Benton holds out my coat and I see the love he has for me. I see it in his eyes, and I see the shadow of disgust and indignation that feel like sickness. Granby may as well have kicked him in the gut, and I saw it happen and it bothers Benton that I did. It bothers him terribly as if I will think less of him and that only makes me hell-bent and angrier.
“The fresh air is what I need.” I want to breathe clean air, pleasant-smelling, bracing air, and I need to think clearly. “The cold will feel good right about now.” I don’t put my coat on yet.
Adrenaline has banished fatigue and I’ve gone from being hungry to not feeling it anymore, and I send a text message to Bryce. I tell him Dr. Adams needs to return to the CFC immediately to confirm identifications.
“Already on his way,” he answers before I’ve finished typing that I’m going to be tied up for a while.
“Gavin’s only called about ten million times,” my chief of staff fires back about the Boston Globe reporter who’s a close friend of his and therefore gets preferential treatment that I’ve given up quibbling about.
Gavin Connors is a fine journalist who goes to concerts and sporting events with Bryce and Ethan, they cook together, and when needed he takes care of their Scottish Fold cat named Shaw. I will have quite the story for Gavin Connors but it needs to wait until I’m sure what it is and am ready to hand it off in a way that won’t be traceable, and I have no doubt Barbara Fairbanks will blast it everywhere next. The news will be too sensational for the government to bury, and I let Bryce know that when I’m back we’ll deal with the media, and I’ll want to hear all about the interview with Marino’s possible replacement.
“I rescheduled. Are U surprised?”
“Good thinking. Don’t want visitors at CFC right now. Nobody comes in without my permission, including FBI.” I type with my thumbs, standing near the kitchen where blood has dried from bright red to a dark unpolished ruby like lights dimming before they burn out.
I sense Benton’s tension and preoccupation as he waits for me, checking his phone, rolling through messages and going back and forth with Lucy who is rocketing through the cyberspace and databases of Double S’s tower server.
She has very little time and I give it but a few hours before she’s backed up every byte of information.
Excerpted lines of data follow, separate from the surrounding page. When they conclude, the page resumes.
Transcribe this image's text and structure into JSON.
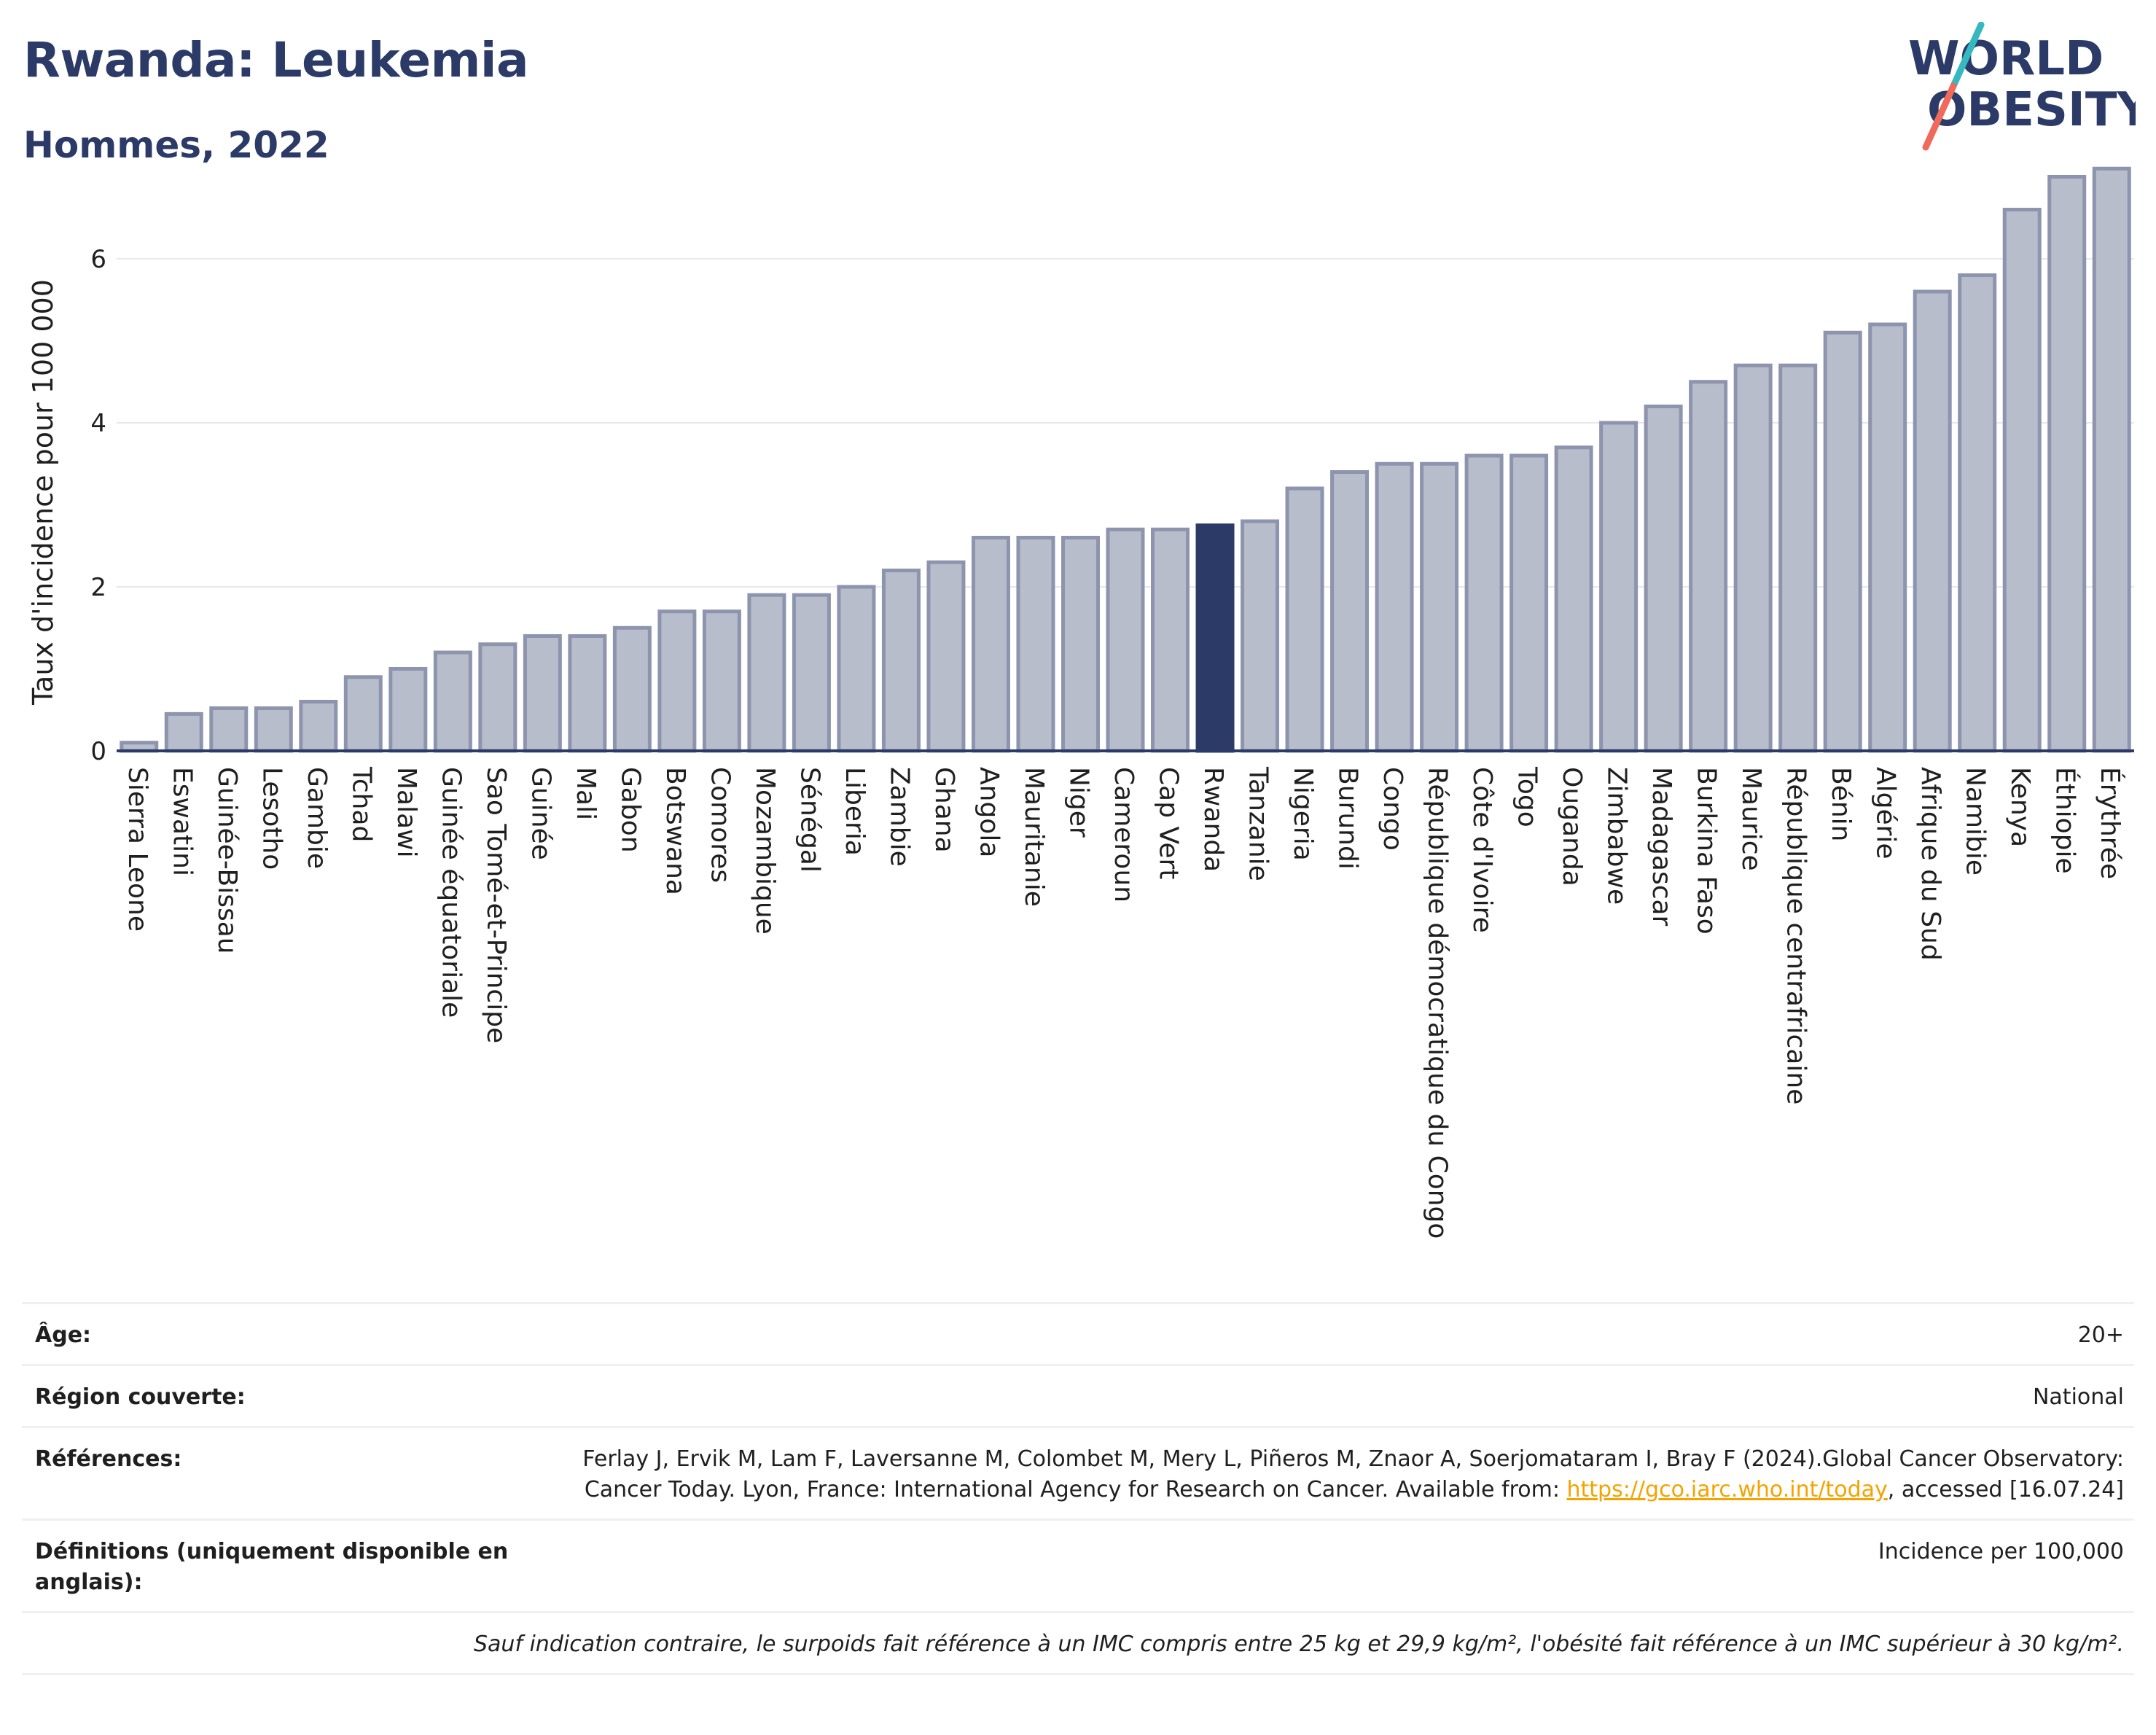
{
  "header": {
    "title": "Rwanda: Leukemia",
    "subtitle": "Hommes, 2022",
    "logo_line1": "WORLD",
    "logo_line2": "OBESITY"
  },
  "colors": {
    "bar": "#b8bdcc",
    "bar_border": "#8d94ad",
    "highlight": "#2b3a67",
    "grid": "#e6e8ee",
    "title": "#2b3a67",
    "logo_teal": "#35b8c0",
    "logo_coral": "#ef6a5a"
  },
  "chart_data": {
    "type": "bar",
    "ylabel": "Taux d'incidence pour 100 000",
    "xlabel": "",
    "ylim": [
      0,
      7.2
    ],
    "yticks": [
      0,
      2,
      4,
      6
    ],
    "highlight": "Rwanda",
    "categories": [
      "Sierra Leone",
      "Eswatini",
      "Guinée-Bissau",
      "Lesotho",
      "Gambie",
      "Tchad",
      "Malawi",
      "Guinée équatoriale",
      "Sao Tomé-et-Principe",
      "Guinée",
      "Mali",
      "Gabon",
      "Botswana",
      "Comores",
      "Mozambique",
      "Sénégal",
      "Liberia",
      "Zambie",
      "Ghana",
      "Angola",
      "Mauritanie",
      "Niger",
      "Cameroun",
      "Cap Vert",
      "Rwanda",
      "Tanzanie",
      "Nigeria",
      "Burundi",
      "Congo",
      "République démocratique du Congo",
      "Côte d'Ivoire",
      "Togo",
      "Ouganda",
      "Zimbabwe",
      "Madagascar",
      "Burkina Faso",
      "Maurice",
      "République centrafricaine",
      "Bénin",
      "Algérie",
      "Afrique du Sud",
      "Namibie",
      "Kenya",
      "Éthiopie",
      "Érythrée"
    ],
    "values": [
      0.1,
      0.45,
      0.52,
      0.52,
      0.6,
      0.9,
      1.0,
      1.2,
      1.3,
      1.4,
      1.4,
      1.5,
      1.7,
      1.7,
      1.9,
      1.9,
      2.0,
      2.2,
      2.3,
      2.6,
      2.6,
      2.6,
      2.7,
      2.7,
      2.75,
      2.8,
      3.2,
      3.4,
      3.5,
      3.5,
      3.6,
      3.6,
      3.7,
      4.0,
      4.2,
      4.5,
      4.7,
      4.7,
      5.1,
      5.2,
      5.6,
      5.8,
      6.6,
      7.0,
      7.1
    ]
  },
  "info": {
    "age_label": "Âge:",
    "age_value": "20+",
    "region_label": "Région couverte:",
    "region_value": "National",
    "refs_label": "Références:",
    "refs_text1": "Ferlay J, Ervik M, Lam F, Laversanne M, Colombet M, Mery L, Piñeros M, Znaor A, Soerjomataram I, Bray F (2024).Global Cancer Observatory: Cancer Today. Lyon, France: International Agency for Research on Cancer. Available from: ",
    "refs_link": "https://gco.iarc.who.int/today",
    "refs_text2": ", accessed [16.07.24]",
    "defs_label": "Définitions (uniquement disponible en anglais):",
    "defs_value": "Incidence per 100,000",
    "footnote": "Sauf indication contraire, le surpoids fait référence à un IMC compris entre 25 kg et 29,9 kg/m², l'obésité fait référence à un IMC supérieur à 30 kg/m²."
  }
}
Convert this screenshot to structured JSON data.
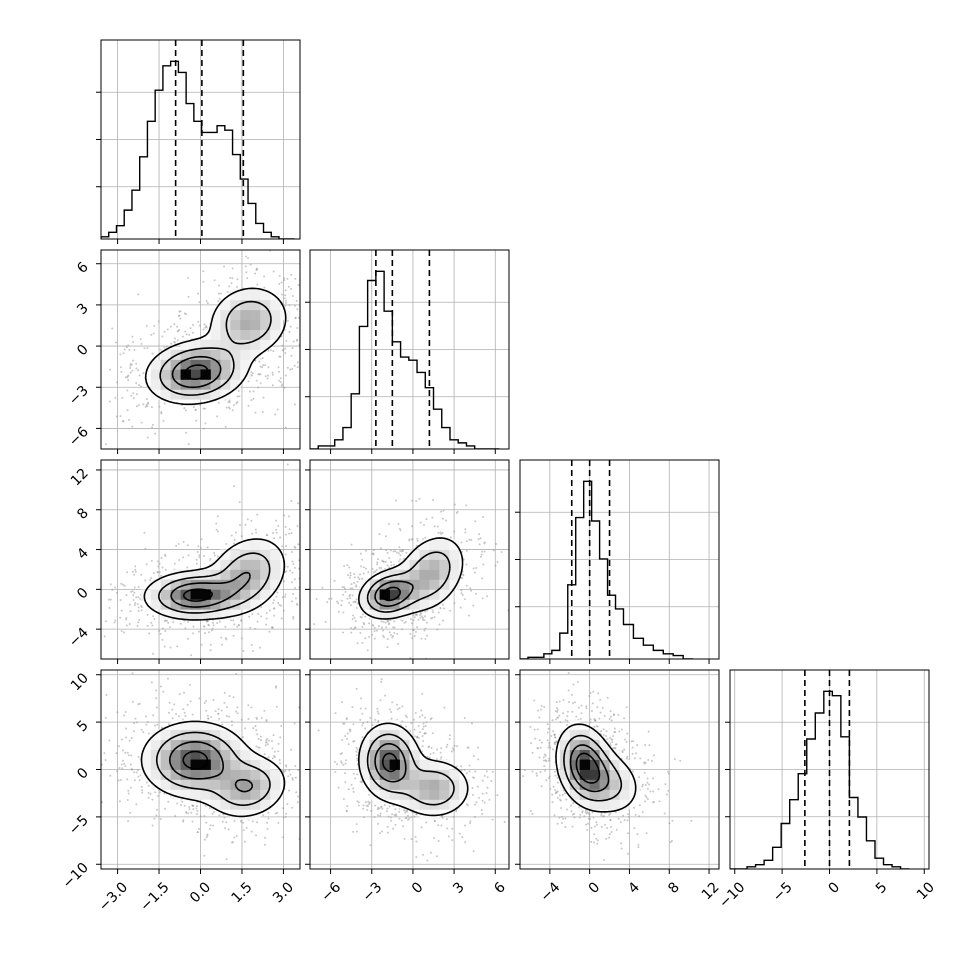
{
  "chart_data": {
    "type": "corner",
    "parameters": [
      {
        "ticks": [
          -3.0,
          -1.5,
          0.0,
          1.5,
          3.0
        ],
        "tick_labels": [
          "−3.0",
          "−1.5",
          "0.0",
          "1.5",
          "3.0"
        ],
        "range": [
          -3.6,
          3.6
        ]
      },
      {
        "ticks": [
          -6,
          -3,
          0,
          3,
          6
        ],
        "tick_labels": [
          "−6",
          "−3",
          "0",
          "3",
          "6"
        ],
        "range": [
          -7.5,
          7.0
        ]
      },
      {
        "ticks": [
          -4,
          0,
          4,
          8,
          12
        ],
        "tick_labels": [
          "−4",
          "0",
          "4",
          "8",
          "12"
        ],
        "range": [
          -7.0,
          13.0
        ]
      },
      {
        "ticks": [
          -10,
          -5,
          0,
          5,
          10
        ],
        "tick_labels": [
          "−10",
          "−5",
          "0",
          "5",
          "10"
        ],
        "range": [
          -10.5,
          10.5
        ]
      }
    ],
    "histograms": [
      {
        "param": 0,
        "bins": [
          -3.6,
          -3.32,
          -3.04,
          -2.76,
          -2.48,
          -2.2,
          -1.92,
          -1.64,
          -1.36,
          -1.08,
          -0.8,
          -0.52,
          -0.24,
          0.04,
          0.32,
          0.6,
          0.88,
          1.16,
          1.44,
          1.72,
          2.0,
          2.28,
          2.56,
          2.84,
          3.12,
          3.4
        ],
        "counts": [
          1,
          3,
          6,
          13,
          22,
          37,
          53,
          67,
          78,
          80,
          75,
          61,
          53,
          48,
          48,
          51,
          49,
          38,
          27,
          16,
          7,
          3,
          1,
          0,
          0
        ],
        "quantiles": [
          -0.9,
          0.05,
          1.55
        ]
      },
      {
        "param": 1,
        "bins": [
          -7.5,
          -6.9,
          -6.3,
          -5.7,
          -5.1,
          -4.5,
          -3.9,
          -3.3,
          -2.7,
          -2.1,
          -1.5,
          -0.9,
          -0.3,
          0.3,
          0.9,
          1.5,
          2.1,
          2.7,
          3.3,
          3.9,
          4.5,
          5.1,
          5.7,
          6.3
        ],
        "counts": [
          0,
          1,
          1,
          3,
          7,
          18,
          40,
          55,
          58,
          45,
          35,
          30,
          29,
          25,
          20,
          13,
          7,
          3,
          2,
          1,
          0,
          0,
          0
        ],
        "quantiles": [
          -2.7,
          -1.5,
          1.2
        ]
      },
      {
        "param": 2,
        "bins": [
          -7.0,
          -6.2,
          -5.4,
          -4.6,
          -3.8,
          -3.0,
          -2.2,
          -1.4,
          -0.6,
          0.2,
          1.0,
          1.8,
          2.6,
          3.4,
          4.4,
          5.4,
          6.4,
          7.4,
          8.4,
          9.4,
          10.4
        ],
        "counts": [
          0,
          1,
          1,
          3,
          5,
          15,
          43,
          82,
          103,
          80,
          58,
          37,
          29,
          20,
          12,
          8,
          5,
          3,
          2,
          0
        ],
        "quantiles": [
          -1.8,
          0.0,
          2.0
        ]
      },
      {
        "param": 3,
        "bins": [
          -10.5,
          -9.6,
          -8.7,
          -7.8,
          -6.9,
          -6.0,
          -5.1,
          -4.2,
          -3.3,
          -2.4,
          -1.5,
          -0.6,
          0.3,
          1.2,
          2.1,
          3.0,
          3.9,
          4.8,
          5.7,
          6.6,
          7.5,
          8.4
        ],
        "counts": [
          0,
          0,
          1,
          2,
          4,
          10,
          21,
          32,
          44,
          60,
          72,
          82,
          80,
          61,
          33,
          24,
          13,
          5,
          2,
          1,
          0
        ],
        "quantiles": [
          -2.6,
          0.0,
          2.1
        ]
      }
    ],
    "pairs": [
      {
        "x": 0,
        "y": 1,
        "modes": [
          {
            "cx": -0.15,
            "cy": -1.9,
            "sx": 0.9,
            "sy": 1.15,
            "rho": 0.15,
            "weight": 0.62
          },
          {
            "cx": 1.75,
            "cy": 1.8,
            "sx": 0.75,
            "sy": 1.35,
            "rho": 0.1,
            "weight": 0.38
          }
        ],
        "hotspots": [
          [
            -0.4,
            -1.9
          ],
          [
            0.05,
            -1.8
          ]
        ]
      },
      {
        "x": 0,
        "y": 2,
        "modes": [
          {
            "cx": -0.2,
            "cy": -0.6,
            "sx": 0.9,
            "sy": 1.2,
            "rho": 0.05,
            "weight": 0.62
          },
          {
            "cx": 1.7,
            "cy": 1.5,
            "sx": 0.75,
            "sy": 2.0,
            "rho": 0.25,
            "weight": 0.38
          }
        ],
        "hotspots": [
          [
            -0.25,
            -0.6
          ],
          [
            0.15,
            -0.5
          ]
        ]
      },
      {
        "x": 1,
        "y": 2,
        "modes": [
          {
            "cx": -1.7,
            "cy": -0.5,
            "sx": 1.1,
            "sy": 1.2,
            "rho": 0.2,
            "weight": 0.62
          },
          {
            "cx": 1.3,
            "cy": 1.6,
            "sx": 1.3,
            "sy": 2.0,
            "rho": 0.3,
            "weight": 0.38
          }
        ],
        "hotspots": [
          [
            -1.8,
            -0.6
          ]
        ]
      },
      {
        "x": 0,
        "y": 3,
        "modes": [
          {
            "cx": -0.2,
            "cy": 1.0,
            "sx": 0.95,
            "sy": 2.0,
            "rho": 0.0,
            "weight": 0.62
          },
          {
            "cx": 1.7,
            "cy": -1.9,
            "sx": 0.75,
            "sy": 1.7,
            "rho": 0.15,
            "weight": 0.38
          }
        ],
        "hotspots": [
          [
            -0.35,
            0.5
          ],
          [
            0.15,
            0.4
          ]
        ]
      },
      {
        "x": 1,
        "y": 3,
        "modes": [
          {
            "cx": -1.7,
            "cy": 0.8,
            "sx": 1.1,
            "sy": 2.0,
            "rho": -0.05,
            "weight": 0.62
          },
          {
            "cx": 1.5,
            "cy": -2.0,
            "sx": 1.4,
            "sy": 1.6,
            "rho": 0.0,
            "weight": 0.38
          }
        ],
        "hotspots": [
          [
            -1.7,
            0.6
          ]
        ]
      },
      {
        "x": 2,
        "y": 3,
        "modes": [
          {
            "cx": -0.5,
            "cy": 0.5,
            "sx": 1.4,
            "sy": 2.1,
            "rho": -0.2,
            "weight": 0.7
          },
          {
            "cx": 1.8,
            "cy": -1.4,
            "sx": 1.8,
            "sy": 1.8,
            "rho": -0.2,
            "weight": 0.3
          }
        ],
        "hotspots": [
          [
            -0.5,
            0.5
          ]
        ]
      }
    ],
    "grid": true
  }
}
When the FBI arrives at the CFC and demands the computer there will be no sign we so much as plugged it in. My labs are jammed with a huge backlog of cases, I’ll suggest if necessary. We didn’t get around to it yet will be the implication. This is what the likes of Granby has reduced us to. Working against the FBI, working against our own people because we don’t know who our people are anymore.